One woman summed it up perfectly: "I was so afraid of running out of money that I ran out of life instead."
The ironic part? Many of them now have more money than they can spend, but no capacity to enjoy it. Their knees won't handle travel. Their digestion can't handle restaurants. Their energy won't sustain long visits with grandchildren.
This isn't about being reckless with money. It's about recognizing that your seventies might be your last chance to actively use your resources for experiences and health improvements that actually matter.
4. Not telling their stories
"My grandchildren don't know who I really am," one woman said, tears forming in her eyes. "They know me as grandma, but they don't know about my adventures, my struggles, how I met their grandfather, what life was like before they were born."

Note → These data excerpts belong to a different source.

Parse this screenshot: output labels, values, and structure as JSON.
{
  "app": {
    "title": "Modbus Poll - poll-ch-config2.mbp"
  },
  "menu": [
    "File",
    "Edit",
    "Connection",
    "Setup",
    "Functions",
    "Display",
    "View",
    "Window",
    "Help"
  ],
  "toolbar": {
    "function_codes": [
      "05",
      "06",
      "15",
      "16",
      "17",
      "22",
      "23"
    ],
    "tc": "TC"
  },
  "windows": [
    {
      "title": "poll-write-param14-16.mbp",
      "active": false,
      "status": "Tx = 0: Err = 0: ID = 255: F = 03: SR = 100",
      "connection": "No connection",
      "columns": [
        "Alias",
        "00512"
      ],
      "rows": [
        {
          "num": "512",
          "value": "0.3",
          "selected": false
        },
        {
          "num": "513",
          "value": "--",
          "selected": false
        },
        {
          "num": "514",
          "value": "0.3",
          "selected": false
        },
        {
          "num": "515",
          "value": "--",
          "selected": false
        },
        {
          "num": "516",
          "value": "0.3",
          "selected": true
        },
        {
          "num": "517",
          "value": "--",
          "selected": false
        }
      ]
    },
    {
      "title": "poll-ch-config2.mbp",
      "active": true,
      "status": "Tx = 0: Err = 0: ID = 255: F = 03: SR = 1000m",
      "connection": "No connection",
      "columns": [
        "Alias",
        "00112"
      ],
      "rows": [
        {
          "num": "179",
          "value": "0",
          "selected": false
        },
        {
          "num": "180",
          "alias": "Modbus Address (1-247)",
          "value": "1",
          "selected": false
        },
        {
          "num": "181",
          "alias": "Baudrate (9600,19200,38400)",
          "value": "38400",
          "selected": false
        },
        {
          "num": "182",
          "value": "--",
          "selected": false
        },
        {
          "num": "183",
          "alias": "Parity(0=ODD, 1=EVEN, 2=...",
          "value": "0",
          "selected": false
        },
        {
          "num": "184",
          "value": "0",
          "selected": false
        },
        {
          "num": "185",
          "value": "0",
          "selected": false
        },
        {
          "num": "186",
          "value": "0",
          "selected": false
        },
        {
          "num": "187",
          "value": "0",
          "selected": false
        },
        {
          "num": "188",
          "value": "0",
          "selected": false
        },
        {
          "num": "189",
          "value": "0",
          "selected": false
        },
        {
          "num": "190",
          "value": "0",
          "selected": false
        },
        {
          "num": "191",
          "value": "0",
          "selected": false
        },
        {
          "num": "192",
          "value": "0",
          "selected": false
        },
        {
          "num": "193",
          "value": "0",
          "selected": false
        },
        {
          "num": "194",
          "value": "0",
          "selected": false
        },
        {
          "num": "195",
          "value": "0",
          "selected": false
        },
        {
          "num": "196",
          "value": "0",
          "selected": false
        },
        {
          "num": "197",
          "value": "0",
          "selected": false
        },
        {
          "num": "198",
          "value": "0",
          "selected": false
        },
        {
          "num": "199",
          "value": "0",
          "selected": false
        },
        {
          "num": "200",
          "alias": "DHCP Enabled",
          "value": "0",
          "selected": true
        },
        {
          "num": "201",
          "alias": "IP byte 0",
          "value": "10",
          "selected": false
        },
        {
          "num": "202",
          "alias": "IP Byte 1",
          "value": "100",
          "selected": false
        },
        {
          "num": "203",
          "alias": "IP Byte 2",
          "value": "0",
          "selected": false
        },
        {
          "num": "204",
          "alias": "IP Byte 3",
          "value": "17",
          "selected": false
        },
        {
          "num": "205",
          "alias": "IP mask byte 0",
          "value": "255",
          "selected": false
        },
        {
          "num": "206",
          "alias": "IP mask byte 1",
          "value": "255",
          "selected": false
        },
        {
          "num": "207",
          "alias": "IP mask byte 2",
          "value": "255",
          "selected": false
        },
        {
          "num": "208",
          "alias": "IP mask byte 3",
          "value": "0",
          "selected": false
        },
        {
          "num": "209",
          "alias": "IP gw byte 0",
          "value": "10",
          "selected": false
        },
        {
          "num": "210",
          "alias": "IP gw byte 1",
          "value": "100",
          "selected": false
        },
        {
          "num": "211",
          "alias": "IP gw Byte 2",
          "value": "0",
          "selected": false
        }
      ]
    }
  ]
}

The regret of not documenting or sharing their life stories came up repeatedly. In their seventies, they still had clear memories, energy to write or record, and the perspective to know what mattered.
Now, many struggle with memory issues or lack the energy for long conversations. Their stories, the family history, the lessons learned through decades of living, risk being lost forever.

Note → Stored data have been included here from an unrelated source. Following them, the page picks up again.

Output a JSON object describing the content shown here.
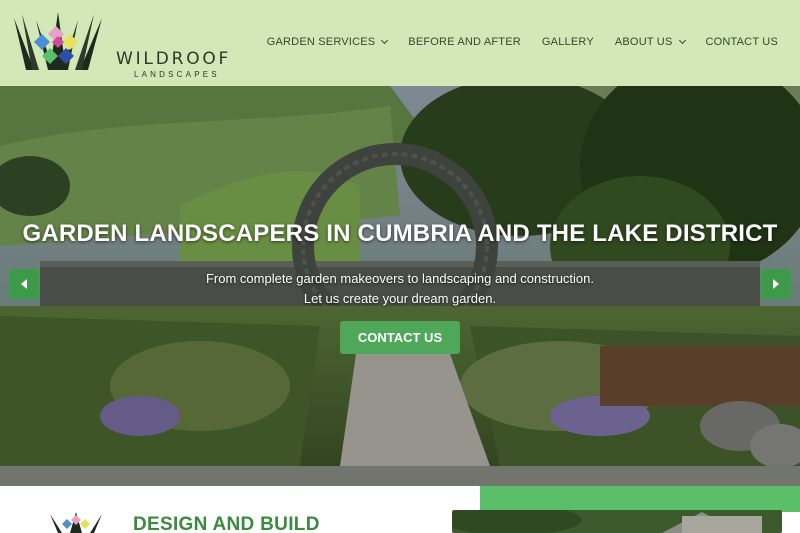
{
  "header": {
    "logo_word": "WILDROOF",
    "logo_sub": "LANDSCAPES",
    "nav": [
      {
        "label": "GARDEN SERVICES",
        "has_dropdown": true
      },
      {
        "label": "BEFORE AND AFTER",
        "has_dropdown": false
      },
      {
        "label": "GALLERY",
        "has_dropdown": false
      },
      {
        "label": "ABOUT US",
        "has_dropdown": true
      },
      {
        "label": "CONTACT US",
        "has_dropdown": false
      }
    ]
  },
  "hero": {
    "title": "GARDEN LANDSCAPERS IN CUMBRIA AND THE LAKE DISTRICT",
    "subtitle_line1": "From complete garden makeovers to landscaping and construction.",
    "subtitle_line2": "Let us create your dream garden.",
    "button_label": "CONTACT US",
    "prev_icon": "chevron-left-icon",
    "next_icon": "chevron-right-icon"
  },
  "section": {
    "title": "DESIGN AND BUILD"
  },
  "colors": {
    "header_bg": "#d2e8b6",
    "accent_green": "#4fa85a",
    "title_green": "#3c8a3f"
  }
}
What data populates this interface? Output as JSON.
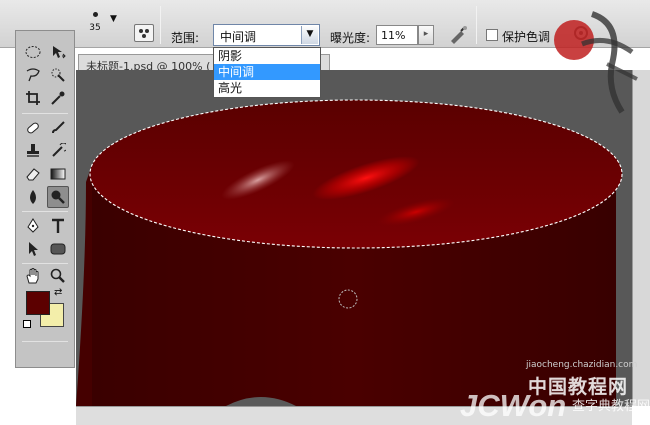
{
  "options_bar": {
    "brush_size": "35",
    "range_label": "范围:",
    "range_value": "中间调",
    "range_options": [
      "阴影",
      "中间调",
      "高光"
    ],
    "exposure_label": "曝光度:",
    "exposure_value": "11%",
    "protect_tones_label": "保护色调",
    "protect_tones_checked": false
  },
  "document": {
    "tab_title": "未标题-1.psd @ 100% (",
    "foreground_color": "#5c0000",
    "background_color": "#f3eeaa"
  },
  "tools": [
    "marquee-tool",
    "move-tool",
    "lasso-tool",
    "quick-selection-tool",
    "crop-tool",
    "eyedropper-tool",
    "spot-healing-tool",
    "brush-tool",
    "clone-stamp-tool",
    "history-brush-tool",
    "eraser-tool",
    "gradient-tool",
    "blur-tool",
    "burn-tool",
    "pen-tool",
    "type-tool",
    "path-selection-tool",
    "shape-tool",
    "hand-tool",
    "zoom-tool"
  ],
  "watermark": {
    "site_url": "jiaocheng.chazidian.com",
    "site_cn": "中国教程网",
    "site_jcw": "JCWon",
    "site_tag": "查字典教程网"
  }
}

One man showed me a half-finished memoir he started at 79. "I thought I had more time," he said. "Always thought I'd finish it next year."
This resonates with me personally. Through my wife's Vietnamese family, I've learned how cultures that prioritize elder respect naturally create space for these stories. But in Western culture, we often wait too long to ask, and they wait too long to tell.

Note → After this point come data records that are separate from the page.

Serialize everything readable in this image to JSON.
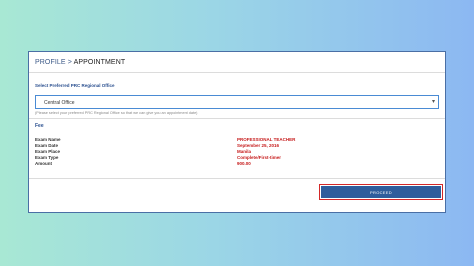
{
  "breadcrumb": {
    "parent": "PROFILE",
    "separator": " > ",
    "current": "APPOINTMENT"
  },
  "office": {
    "label": "Select Preferred PRC Regional Office",
    "selected": "Central Office",
    "help": "(Please select your preferred PRC Regional Office so that we can give you an appointment date)"
  },
  "fee": {
    "label": "Fee",
    "rows": [
      {
        "key": "Exam Name",
        "value": "PROFESSIONAL TEACHER"
      },
      {
        "key": "Exam Date",
        "value": "September 25, 2016"
      },
      {
        "key": "Exam Place",
        "value": "Manila"
      },
      {
        "key": "Exam Type",
        "value": "Complete/First-timer"
      },
      {
        "key": "Amount",
        "value": "900.00"
      }
    ]
  },
  "actions": {
    "proceed_label": "PROCEED"
  },
  "colors": {
    "accent": "#2f5d9c",
    "highlight": "#d42828",
    "value_text": "#c61a1a"
  },
  "icons": {
    "select_caret": "chevron-down-icon"
  }
}
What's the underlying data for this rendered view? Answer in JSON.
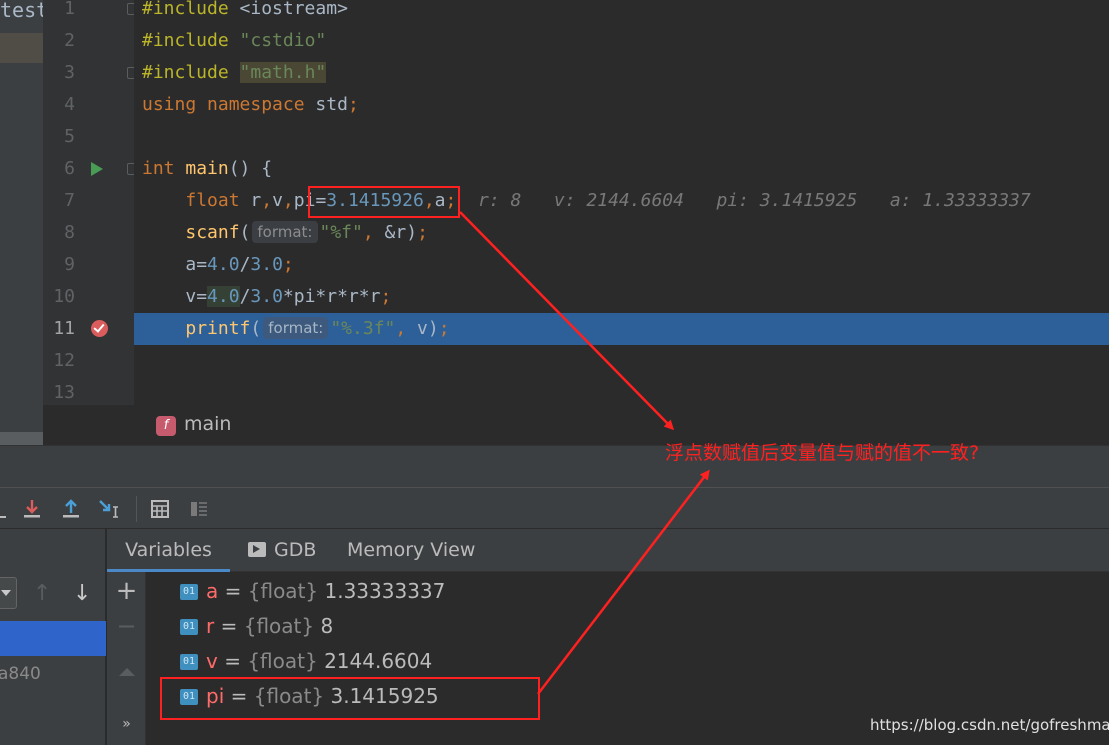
{
  "project_label": "test",
  "editor": {
    "lines": [
      {
        "num": "1"
      },
      {
        "num": "2"
      },
      {
        "num": "3"
      },
      {
        "num": "4"
      },
      {
        "num": "5"
      },
      {
        "num": "6"
      },
      {
        "num": "7"
      },
      {
        "num": "8"
      },
      {
        "num": "9"
      },
      {
        "num": "10"
      },
      {
        "num": "11"
      },
      {
        "num": "12"
      },
      {
        "num": "13"
      }
    ],
    "code": {
      "l1": {
        "pp": "#include",
        "rest": " <iostream>"
      },
      "l2": {
        "pp": "#include",
        "str": "\"cstdio\""
      },
      "l3": {
        "pp": "#include",
        "str": "\"math.h\""
      },
      "l4": {
        "kw1": "using",
        "kw2": "namespace",
        "rest": " std",
        "semi": ";"
      },
      "l6": {
        "kw": "int",
        "fn": "main",
        "rest": "() {"
      },
      "l7": {
        "kw": "float",
        "a": " r",
        "c1": ",",
        "b": "v",
        "c2": ",",
        "pi": "pi=",
        "num": "3.1415926",
        "c3": ",",
        "d": "a",
        "semi": ";",
        "inline": "r: 8   v: 2144.6604   pi: 3.1415925   a: 1.33333337"
      },
      "l8": {
        "fn": "scanf",
        "open": "(",
        "hint": "format:",
        "str": "\"%f\"",
        "c": ",",
        "rest": " &r",
        "close": ")",
        "semi": ";"
      },
      "l9": {
        "a": "a=",
        "n1": "4.0",
        "div": "/",
        "n2": "3.0",
        "semi": ";"
      },
      "l10": {
        "v": "v=",
        "n1": "4.0",
        "div": "/",
        "n2": "3.0",
        "rest": "*pi*r*r*r",
        "semi": ";"
      },
      "l11": {
        "fn": "printf",
        "open": "(",
        "hint": "format:",
        "str": "\"%.3f\"",
        "c": ",",
        "rest": " v",
        "close": ")",
        "semi": ";"
      }
    }
  },
  "breadcrumb": {
    "badge": "f",
    "label": "main"
  },
  "debug": {
    "tabs": [
      {
        "label": "Variables"
      },
      {
        "label": "GDB"
      },
      {
        "label": "Memory View"
      }
    ],
    "frames": {
      "second": "a840",
      "up_arrow": "↑",
      "down_arrow": "↓"
    },
    "var_toolbar": {
      "add": "+",
      "remove": "−",
      "more": "»"
    },
    "variables": [
      {
        "icon": "01",
        "name": "a",
        "eq": " = ",
        "type": "{float}",
        "value": " 1.33333337"
      },
      {
        "icon": "01",
        "name": "r",
        "eq": " = ",
        "type": "{float}",
        "value": " 8"
      },
      {
        "icon": "01",
        "name": "v",
        "eq": " = ",
        "type": "{float}",
        "value": " 2144.6604"
      },
      {
        "icon": "01",
        "name": "pi",
        "eq": " = ",
        "type": "{float}",
        "value": " 3.1415925"
      }
    ]
  },
  "annotation": "浮点数赋值后变量值与赋的值不一致?",
  "watermark": "https://blog.csdn.net/gofreshman",
  "colors": {
    "accent": "#2d6099",
    "annotation": "#ff2020",
    "keyword": "#cc7832",
    "string": "#6a8759",
    "number": "#6897bb"
  }
}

5. Holding onto grudges and not reconciling
"I haven't spoken to my brother in twenty years," a woman told me, then paused. "I can't even remember what we fought about."
This regret carried the most emotional weight. People in their nineties talked about siblings, children, and old friends they'd cut off or been cut off from during their seventies. Pride, stubbornness, or the illusion of unlimited time kept them from reaching out.
Now, many of those people are gone, taking any chance of reconciliation with them.
One man described refusing to attend his daughter's wedding because he disapproved of her partner. "They've been married fifteen years now," he said. "Happy. Three kids I barely know. And for what? Because I thought I knew better?"
The seventies, they explained, are when you still have the energy and clarity to have difficult conversations, to travel for reunions, to rebuild burned bridges. Wait until your eighties or nineties, and those opportunities often vanish.
Final words
Listening to these ninety-somethings, I kept thinking about a Buddhist teaching on impermanence that's helped me through tough times: everything changes, nothing lasts forever.
But these elders showed me the flip side of that wisdom. Yes, difficulties pass, but so do opportunities. So does health. So do the people we love.
Your seventies aren't your final act; they're your second-to-last chance to live fully. They're the decade when you still have enough health to be active, enough clarity to deepen your spiritual practice, enough time to reconcile and tell your stories.
The people I interviewed weren't sharing these regrets to depress us. They were offering us a gift: the chance to learn from their mistakes before we make them ourselves.
If you're in your seventies now, consider this your wake-up call. If you're younger, start preparing now. Build those exercise habits, deepen that spiritual practice, plan for meaningful spending, document your stories, and heal those relationships.
Because one day, if we're lucky, we'll be ninety-something too. The question is: will we be sharing regrets or gratitude about how we spent our seventies?